That table in fact doesn't have a PK, which will make things a lot slower.

I discussed this with @Marostegui, it's a huge transaction that deleted about 3 million rows on that table.

On the primary:

MariaDB [(none)]> select count(*) from s52481__stats_global.requests;
+----------+
| count(*) |
+----------+
|  1090787 |
+----------+
1 row in set (0.53 sec)

Maybe the replica will eventually catch up but it's been stuck for more than a week. I'm tempted to just skip that transaction, accepting that the replica will become inconsistent. Other tables in the replica are already inconsistent, and we'll have to recreate a new replica anyway, see T301949.

fnegri changed the task status from Open to In Progress.Jan 5 2023, 9:06 PM
fnegri added a subscriber: Ladsgroup.

With some great help from @Ladsgroup I decided for a different approach: I first tried truncating the s52481__stats_global.requests table on the replica, to see if the replica would resume, but it failed with:

Could not execute Delete_rows_v1 event on table s52481__stats_global.requests; Can't find record in 'requests', Error_code: 1032; handler error HA_ERR_END_OF_FILE; the event's master log log.307637, end_log_pos 8723300

I then decided to add s52481\_\_stats_global.requests to the list of tables excluded from replication (Replicate_Wild_Ignore_Table). In this way the replication did resume successfully and Seconds_Behind_Master is now decreasing, hurray! It will take several hours to catch up.

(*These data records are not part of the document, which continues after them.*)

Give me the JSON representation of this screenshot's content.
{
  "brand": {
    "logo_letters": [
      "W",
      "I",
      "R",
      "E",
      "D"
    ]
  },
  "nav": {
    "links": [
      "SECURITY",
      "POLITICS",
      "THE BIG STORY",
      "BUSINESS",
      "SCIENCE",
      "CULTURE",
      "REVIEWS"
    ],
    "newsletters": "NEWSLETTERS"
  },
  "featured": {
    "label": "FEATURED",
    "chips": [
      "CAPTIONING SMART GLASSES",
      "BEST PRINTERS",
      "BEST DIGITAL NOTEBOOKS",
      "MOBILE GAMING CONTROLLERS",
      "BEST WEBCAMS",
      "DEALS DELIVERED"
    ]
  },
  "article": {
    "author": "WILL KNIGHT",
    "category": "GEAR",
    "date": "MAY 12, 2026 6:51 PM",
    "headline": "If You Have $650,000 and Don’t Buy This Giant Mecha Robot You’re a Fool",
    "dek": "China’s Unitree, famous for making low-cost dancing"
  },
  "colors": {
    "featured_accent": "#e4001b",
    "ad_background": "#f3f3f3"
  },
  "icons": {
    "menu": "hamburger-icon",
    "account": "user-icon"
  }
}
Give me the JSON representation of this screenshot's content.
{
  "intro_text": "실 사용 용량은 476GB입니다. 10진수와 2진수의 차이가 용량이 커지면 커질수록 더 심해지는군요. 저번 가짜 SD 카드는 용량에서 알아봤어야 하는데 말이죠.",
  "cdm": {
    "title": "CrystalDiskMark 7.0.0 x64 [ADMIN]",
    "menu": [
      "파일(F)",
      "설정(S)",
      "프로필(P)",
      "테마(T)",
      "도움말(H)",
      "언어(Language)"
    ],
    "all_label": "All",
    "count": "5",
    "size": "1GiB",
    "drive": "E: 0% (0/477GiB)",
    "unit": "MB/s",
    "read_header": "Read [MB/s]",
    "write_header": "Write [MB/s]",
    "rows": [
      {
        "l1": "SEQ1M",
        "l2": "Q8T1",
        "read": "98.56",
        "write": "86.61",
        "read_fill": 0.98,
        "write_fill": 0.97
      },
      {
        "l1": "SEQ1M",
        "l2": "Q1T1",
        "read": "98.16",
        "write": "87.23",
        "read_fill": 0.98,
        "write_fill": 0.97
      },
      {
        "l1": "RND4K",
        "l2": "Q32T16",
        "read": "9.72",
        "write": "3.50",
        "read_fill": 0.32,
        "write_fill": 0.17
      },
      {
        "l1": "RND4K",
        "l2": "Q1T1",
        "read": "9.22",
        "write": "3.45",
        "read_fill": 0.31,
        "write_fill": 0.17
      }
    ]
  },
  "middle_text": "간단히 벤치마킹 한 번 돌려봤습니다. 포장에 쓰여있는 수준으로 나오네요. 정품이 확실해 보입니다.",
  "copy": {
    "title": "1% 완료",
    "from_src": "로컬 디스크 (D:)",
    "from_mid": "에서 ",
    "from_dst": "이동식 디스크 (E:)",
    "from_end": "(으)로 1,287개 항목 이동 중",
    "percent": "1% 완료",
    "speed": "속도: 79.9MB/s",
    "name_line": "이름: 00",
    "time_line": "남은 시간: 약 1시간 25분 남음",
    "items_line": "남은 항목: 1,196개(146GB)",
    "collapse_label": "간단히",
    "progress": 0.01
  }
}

I also tried creating a copy of the table .ibd file from the primary, so that I could copy it to the replica and remove the table from Replicate_Wild_Ignore_Table... To generate a consistent .ibd file I tried using the following:

root@clouddb1001:~# mariabackup --backup --target-dir=/srv/labsdb/backup_T326261_test --user root --databases=s52481__stats_global --tables=requests

But it was taking longer than I expected, and I stopped it with Ctrl+C. While it was running I also realized that restoring the .ibd file generated by mariabackup on the replica would probably not work, because it would be a snapshot taken at a specific time, and if I removed the table from Replicate_Wild_Ignore_Table, replication would start from a different time.

For now, I think it's good enough to keep that table in the Replicate_Wild_Ignore_Table exclusion list, we already have other tables that were added there for similar problems.

Change 876011 had a related patch set uploaded (by FNegri; author: FNegri):

[operations/puppet@production] ToolsDB: stop replicating a big problematic table

https://gerrit.wikimedia.org/r/876011

Seconds_Behind_Master is slowly decreasing:

Screenshot 2023-01-06 at 11.30.07.png (1×2 px, 209 KB)

I've just set innodb_flush_log_at_trx_commit=2; on the replica, I expect this will reduce the time it takes for it to catch up with the primary.

The replica is back in sync! 🎉

Screenshot 2023-01-07 at 16.45.04.png (1×2 px, 233 KB)

I have reverted innodb_flush_log_at_trx_commit to 1.

I will only resolve this task after this patch is merged.

Change 876011 merged by FNegri:

[operations/puppet@production] ToolsDB: stop replicating a big problematic table

https://gerrit.wikimedia.org/r/876011